According to an article from August of 2010, “Some 45 per cent of new fathers said they did not take paternity leave, according to a 2009 report by the Equality and Human Rights Commission. Of those [45 per cent], 88 per cent said they would have liked to have done so, and 49 per cent said they could not afford it.” 
    

Quite clearly, significant numbers of fathers wish to spend time raising their newborns to provide the high quality nurturing they feel their baby deserves.
    So will fathers be able to be with their newborn? The answer is that on a theoretical level, yes they can. The reality is that they cannot. With the family already facing financial difficulties because one partner is receiving 45 per cent less pay, how can we expect new fathers to feel at ease about taking their possible share of the 35-week block? Our levels of government have money for all types of “adventures” like Afghanistan or higher salaries for themselves, yet investments in our families always seem to fall short.
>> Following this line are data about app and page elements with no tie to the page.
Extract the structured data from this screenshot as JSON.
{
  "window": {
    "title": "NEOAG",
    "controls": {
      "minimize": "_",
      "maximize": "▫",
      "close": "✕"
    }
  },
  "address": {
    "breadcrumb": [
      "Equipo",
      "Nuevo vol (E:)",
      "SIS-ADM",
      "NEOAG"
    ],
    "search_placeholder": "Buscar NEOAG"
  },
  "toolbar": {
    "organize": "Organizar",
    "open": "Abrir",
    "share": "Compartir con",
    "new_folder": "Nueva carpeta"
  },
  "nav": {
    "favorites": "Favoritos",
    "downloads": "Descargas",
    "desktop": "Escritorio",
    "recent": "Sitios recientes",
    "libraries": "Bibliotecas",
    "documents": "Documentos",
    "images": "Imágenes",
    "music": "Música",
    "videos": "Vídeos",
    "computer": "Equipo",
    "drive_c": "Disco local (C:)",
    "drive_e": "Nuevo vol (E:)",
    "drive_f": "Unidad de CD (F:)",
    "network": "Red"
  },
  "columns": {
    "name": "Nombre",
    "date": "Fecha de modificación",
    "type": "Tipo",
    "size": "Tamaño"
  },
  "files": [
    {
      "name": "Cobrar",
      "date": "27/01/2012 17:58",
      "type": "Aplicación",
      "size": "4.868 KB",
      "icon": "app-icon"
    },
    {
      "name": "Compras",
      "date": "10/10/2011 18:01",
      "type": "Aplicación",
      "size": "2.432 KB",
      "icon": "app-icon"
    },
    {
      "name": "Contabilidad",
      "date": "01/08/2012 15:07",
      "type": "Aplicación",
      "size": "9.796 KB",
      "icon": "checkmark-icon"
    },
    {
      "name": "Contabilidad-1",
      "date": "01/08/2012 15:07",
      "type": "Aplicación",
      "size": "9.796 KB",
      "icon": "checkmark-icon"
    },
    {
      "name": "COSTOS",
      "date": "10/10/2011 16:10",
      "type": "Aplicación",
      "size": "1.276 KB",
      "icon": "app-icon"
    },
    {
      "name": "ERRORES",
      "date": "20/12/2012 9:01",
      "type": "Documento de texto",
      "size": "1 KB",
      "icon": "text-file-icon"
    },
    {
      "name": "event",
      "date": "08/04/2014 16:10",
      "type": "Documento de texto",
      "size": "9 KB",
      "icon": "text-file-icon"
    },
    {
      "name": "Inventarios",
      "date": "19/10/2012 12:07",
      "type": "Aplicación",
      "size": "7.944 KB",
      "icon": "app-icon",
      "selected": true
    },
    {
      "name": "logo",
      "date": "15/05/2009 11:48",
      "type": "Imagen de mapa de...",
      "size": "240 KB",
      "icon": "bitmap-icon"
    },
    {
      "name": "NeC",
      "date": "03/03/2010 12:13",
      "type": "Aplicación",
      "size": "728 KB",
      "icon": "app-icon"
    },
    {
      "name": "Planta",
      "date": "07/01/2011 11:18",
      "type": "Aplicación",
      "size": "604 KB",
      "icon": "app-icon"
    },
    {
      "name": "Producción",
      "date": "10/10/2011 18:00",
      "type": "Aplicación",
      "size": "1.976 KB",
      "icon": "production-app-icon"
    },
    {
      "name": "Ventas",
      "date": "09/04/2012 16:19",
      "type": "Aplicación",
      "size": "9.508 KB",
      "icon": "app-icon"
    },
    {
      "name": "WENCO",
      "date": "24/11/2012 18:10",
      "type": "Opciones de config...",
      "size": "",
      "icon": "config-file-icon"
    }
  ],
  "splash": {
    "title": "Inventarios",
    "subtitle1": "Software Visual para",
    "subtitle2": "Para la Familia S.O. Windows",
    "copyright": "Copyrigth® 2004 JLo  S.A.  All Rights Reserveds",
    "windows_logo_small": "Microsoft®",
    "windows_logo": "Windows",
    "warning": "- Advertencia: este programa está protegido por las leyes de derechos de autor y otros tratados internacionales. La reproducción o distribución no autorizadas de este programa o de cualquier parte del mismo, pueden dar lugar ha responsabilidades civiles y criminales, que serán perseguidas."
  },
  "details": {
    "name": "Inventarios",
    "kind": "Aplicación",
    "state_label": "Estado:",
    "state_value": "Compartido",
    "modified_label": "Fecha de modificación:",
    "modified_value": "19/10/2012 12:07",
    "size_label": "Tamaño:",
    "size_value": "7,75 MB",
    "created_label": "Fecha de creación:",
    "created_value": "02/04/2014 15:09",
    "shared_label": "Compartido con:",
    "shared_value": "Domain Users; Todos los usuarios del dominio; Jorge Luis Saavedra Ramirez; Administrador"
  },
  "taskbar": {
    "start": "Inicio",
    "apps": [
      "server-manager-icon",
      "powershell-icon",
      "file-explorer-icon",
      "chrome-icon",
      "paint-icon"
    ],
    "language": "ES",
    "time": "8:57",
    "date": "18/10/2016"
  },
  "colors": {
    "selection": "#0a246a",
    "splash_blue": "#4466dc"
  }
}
To ensure greater financial support for families and to help new fathers take paternity leave if they wish to do so, an increase would be required in the percentage of pay allotted. As well, fathers and mothers should receive 35 weeks each; with the mother keeping the initial fifteen weeks of maternity leave. If we are asking fathers to step up to the plate then we should help them do so. Spending financial resources on fathers benefits not only their families, but also society as a whole.